JobKeeper Payment Rate –
The JobKeeper Payment rate is to be reduced and paid at two rates:
From 28th September 2020 to 3rd January 2021, the payment rate will be $1,200 per fortnight for all eligible employees who, in the four weekly pay periods before the reference period, were working in the business for 20 hours or more a week on average and for business participants who were actively engaged in the business for more than 20 hours per week, and $750 per fortnight for employees who were working in the business for less than 20 hours a week on average and business participants who were actively engaged in the business less than 20 hours per week in the reference period.
From 4th January 2021 to 28th March 2021, the payment rate will be $1,000 per fortnight for all eligible employees who in the four weekly pay periods before the reference period, were working for 20 hours or more a week on average and for business participants who were actively engaged in the business for more than 20 hours per week, and $650 per fortnight for employees who were working for less than 20 hours a week on average and business participants who were actively engaged in the business for less than 20 hours per week in the reference period.
A word of warning.

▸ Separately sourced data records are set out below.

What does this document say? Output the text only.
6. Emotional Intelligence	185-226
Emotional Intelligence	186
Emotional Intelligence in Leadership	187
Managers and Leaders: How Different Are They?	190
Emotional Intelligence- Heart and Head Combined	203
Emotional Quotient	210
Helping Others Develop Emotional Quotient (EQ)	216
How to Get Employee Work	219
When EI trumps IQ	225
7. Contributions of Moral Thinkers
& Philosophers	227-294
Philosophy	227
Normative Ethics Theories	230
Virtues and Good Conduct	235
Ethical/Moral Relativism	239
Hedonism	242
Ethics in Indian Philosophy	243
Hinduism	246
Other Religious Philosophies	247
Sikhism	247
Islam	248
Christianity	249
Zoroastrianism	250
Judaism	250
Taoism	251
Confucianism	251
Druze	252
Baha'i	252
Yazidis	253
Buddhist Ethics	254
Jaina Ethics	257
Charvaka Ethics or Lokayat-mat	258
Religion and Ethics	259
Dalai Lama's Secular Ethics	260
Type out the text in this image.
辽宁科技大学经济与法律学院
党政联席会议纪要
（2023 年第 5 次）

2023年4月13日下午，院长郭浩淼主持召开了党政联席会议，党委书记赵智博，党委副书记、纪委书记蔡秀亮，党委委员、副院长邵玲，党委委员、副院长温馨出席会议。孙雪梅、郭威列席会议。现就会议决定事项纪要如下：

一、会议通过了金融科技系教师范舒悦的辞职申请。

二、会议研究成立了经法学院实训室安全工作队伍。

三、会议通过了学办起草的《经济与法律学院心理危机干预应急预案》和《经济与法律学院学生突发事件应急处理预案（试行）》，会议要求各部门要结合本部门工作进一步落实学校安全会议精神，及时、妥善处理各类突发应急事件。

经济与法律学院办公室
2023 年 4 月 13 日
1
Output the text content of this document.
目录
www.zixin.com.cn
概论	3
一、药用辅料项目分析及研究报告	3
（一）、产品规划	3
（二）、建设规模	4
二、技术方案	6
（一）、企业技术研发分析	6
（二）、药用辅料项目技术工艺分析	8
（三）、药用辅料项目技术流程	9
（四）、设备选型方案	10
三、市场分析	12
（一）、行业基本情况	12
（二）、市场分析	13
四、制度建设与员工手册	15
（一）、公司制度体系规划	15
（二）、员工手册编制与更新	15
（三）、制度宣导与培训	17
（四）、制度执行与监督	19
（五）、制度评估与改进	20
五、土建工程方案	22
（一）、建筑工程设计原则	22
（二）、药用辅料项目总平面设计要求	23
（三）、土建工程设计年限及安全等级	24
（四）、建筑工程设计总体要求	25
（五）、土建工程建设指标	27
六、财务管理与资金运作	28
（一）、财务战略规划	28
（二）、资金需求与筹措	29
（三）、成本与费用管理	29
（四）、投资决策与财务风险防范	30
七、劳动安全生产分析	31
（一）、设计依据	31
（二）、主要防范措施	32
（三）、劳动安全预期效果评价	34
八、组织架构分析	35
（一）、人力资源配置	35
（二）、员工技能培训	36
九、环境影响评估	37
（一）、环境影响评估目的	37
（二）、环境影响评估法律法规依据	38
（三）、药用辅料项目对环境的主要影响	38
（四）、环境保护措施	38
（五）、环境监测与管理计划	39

JobKeeper began on March 30th and until August 26th, more than 15,000 businesses have been removed from the scheme after the Australian Tax Office found them to be ineligible. During the same period, the ATO received 8,000 tips from the public pointing to 6,250 businesses or sole traders who may have been rorting the system.
The ATO warned businesses in June that employers found to have knowingly rorted the system may face fines of up to $126,000, or 10 years in prison.